The special was watched by 1.746 million viewers, the second most watched broadcast on Channel 4 that week.

===Summertime Specstacular 2===
Alan Carr's Summertime Specstacular 2 was broadcast on 17 August 2012, during Channel 4's Funny Fortnight. Guests included Jonathan Ross, Tulisa, Keith Lemon, Melanie Sykes, Paloma Faith, Labrinth and Fatima Whitbread. Team GB Olympic medallists Mo Farah, Nicola Adams, Greg Rutherford, Louis Smith, Heather Stanning and Helen Glover also appeared.

The special was watched by 1.37 million viewers.

===Grand National Specstacular===
On 19 March 2013 Alan Carr's Grand National Specstacular was announced by Channel 4 as part of their line-up of programming building up to the 2013 Grand National.

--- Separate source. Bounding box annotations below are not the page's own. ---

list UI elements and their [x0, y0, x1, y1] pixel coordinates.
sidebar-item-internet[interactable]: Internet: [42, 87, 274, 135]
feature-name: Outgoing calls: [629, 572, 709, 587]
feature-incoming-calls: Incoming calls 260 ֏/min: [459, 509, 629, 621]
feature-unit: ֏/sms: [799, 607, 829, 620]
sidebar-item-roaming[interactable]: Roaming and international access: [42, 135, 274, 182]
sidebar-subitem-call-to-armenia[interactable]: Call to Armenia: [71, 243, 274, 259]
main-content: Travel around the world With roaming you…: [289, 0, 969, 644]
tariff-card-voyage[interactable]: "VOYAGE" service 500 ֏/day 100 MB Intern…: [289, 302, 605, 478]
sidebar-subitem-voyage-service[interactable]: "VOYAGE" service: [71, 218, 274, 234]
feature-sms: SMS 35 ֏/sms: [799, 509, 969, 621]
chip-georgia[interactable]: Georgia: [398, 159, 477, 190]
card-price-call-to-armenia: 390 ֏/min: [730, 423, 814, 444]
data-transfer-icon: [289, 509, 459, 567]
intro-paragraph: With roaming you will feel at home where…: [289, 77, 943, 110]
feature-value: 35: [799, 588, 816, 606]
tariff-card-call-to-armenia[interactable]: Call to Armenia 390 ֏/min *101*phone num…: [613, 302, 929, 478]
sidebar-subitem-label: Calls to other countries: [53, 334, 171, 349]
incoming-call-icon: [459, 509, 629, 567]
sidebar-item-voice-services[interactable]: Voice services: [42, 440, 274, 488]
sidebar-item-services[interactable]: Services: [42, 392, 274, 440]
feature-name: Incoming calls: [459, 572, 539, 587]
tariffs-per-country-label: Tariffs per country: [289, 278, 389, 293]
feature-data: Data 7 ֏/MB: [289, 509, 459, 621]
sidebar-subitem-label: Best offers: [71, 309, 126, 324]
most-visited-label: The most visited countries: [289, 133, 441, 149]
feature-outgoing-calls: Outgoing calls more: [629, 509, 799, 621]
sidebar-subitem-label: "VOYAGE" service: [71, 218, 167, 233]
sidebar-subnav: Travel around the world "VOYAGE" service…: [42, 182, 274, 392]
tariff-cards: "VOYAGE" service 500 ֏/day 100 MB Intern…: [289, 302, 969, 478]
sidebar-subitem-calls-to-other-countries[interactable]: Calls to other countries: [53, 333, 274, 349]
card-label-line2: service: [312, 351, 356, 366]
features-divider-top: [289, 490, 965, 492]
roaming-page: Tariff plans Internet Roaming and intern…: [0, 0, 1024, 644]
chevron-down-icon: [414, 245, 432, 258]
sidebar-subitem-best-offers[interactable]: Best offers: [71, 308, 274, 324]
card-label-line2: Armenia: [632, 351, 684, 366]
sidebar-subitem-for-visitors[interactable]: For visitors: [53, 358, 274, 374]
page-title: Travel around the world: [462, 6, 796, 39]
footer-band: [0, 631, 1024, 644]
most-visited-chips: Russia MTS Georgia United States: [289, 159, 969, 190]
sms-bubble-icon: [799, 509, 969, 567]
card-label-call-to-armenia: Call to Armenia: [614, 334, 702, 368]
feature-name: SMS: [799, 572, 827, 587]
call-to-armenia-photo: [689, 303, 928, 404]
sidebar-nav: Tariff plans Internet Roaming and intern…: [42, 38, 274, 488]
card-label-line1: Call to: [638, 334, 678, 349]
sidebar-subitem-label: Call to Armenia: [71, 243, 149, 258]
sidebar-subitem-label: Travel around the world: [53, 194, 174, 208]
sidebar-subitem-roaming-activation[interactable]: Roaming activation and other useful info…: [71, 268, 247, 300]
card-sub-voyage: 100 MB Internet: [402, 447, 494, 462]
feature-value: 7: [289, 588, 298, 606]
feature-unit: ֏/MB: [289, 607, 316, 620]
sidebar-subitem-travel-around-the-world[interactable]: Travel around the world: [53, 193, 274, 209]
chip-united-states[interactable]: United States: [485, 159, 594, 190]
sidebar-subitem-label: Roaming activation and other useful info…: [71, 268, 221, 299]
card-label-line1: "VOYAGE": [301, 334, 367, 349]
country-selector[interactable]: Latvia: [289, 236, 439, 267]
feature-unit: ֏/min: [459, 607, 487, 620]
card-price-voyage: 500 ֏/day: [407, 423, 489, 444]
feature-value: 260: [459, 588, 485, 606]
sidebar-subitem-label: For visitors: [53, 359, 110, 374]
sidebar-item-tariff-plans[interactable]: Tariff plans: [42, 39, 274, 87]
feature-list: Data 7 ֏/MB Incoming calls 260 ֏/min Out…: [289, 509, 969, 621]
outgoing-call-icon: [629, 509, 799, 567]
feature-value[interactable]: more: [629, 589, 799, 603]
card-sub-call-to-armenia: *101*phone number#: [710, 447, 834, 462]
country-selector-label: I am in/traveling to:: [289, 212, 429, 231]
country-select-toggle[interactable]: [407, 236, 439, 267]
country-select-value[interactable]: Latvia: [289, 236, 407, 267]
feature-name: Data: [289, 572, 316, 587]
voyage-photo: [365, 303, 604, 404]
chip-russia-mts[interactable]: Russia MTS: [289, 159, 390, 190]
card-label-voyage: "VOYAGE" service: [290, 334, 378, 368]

The 95-minute special was broadcast on 5 April 2013, on the eve of the Grand National, and featured Jonathan Ross, Paddy McGuinness, Kimberley Walsh, Louis Walsh, James Nesbitt, Abbey Clancy, Rylan Clark, Alex Brooker, Russell Brand and Clare Balding, with music performed by Madness.

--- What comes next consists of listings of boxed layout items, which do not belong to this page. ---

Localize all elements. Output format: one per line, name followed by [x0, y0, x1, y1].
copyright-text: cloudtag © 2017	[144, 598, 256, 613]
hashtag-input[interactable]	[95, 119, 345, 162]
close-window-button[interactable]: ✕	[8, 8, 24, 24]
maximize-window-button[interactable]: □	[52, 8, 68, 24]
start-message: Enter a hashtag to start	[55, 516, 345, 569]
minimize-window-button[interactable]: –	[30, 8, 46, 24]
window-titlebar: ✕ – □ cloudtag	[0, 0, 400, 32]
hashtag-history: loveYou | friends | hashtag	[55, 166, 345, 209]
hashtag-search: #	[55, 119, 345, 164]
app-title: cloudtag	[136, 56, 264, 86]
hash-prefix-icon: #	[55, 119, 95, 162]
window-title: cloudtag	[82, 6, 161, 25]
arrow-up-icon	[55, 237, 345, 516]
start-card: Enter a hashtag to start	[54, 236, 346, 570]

Miranda Hart was scheduled to appear but could not after injuring her knee earlier in the week.

The celebrities played games and drew out which horses they got in the sweepstake.

The special pulled in 1.49 million viewers.

===Alan Carr's Christmas Cracker===
On 25 December 2018, Alan Carr hosted a Christmas extravaganza in his own inimitable style from his very own Alpine Log Cabin. Guests included Channing Tatum, Emilia Fox, Danny Dyer, Lily Allen, Sharon Horgan, Olly Murs, Russell Howard, Alesha Dixon, Freddie Fox, Dani Dyer, Vicky McClure, Martin Compston, and Chris Kamara, plus surprise sketches and merry musical performances.

==Controversy==
During the 2013 festivities, the guests discussed adult themes, including Gok Wan telling Carr to "fuck off" and joking that he would not perform oral sex on him, Blumenthal talking about a strap-on sex toy and Ross commenting on a full-frontal naked picture of N-Dubz star Dappy. Following the show, Channel 4 received fifty-seven complaints from viewers, and it was believed that government-approved regulatory authority for the broadcasting, telecommunications and postal industries, Ofcom, would investigate the show. However, after consideration, Ofcom has confirmed that the show had met "generally accepted standards" for a show aired after the 9pm watershed. A Channel 4 spokesman said: "It was an irreverent end-of-year party, appropriately scheduled post-watershed with clear warnings."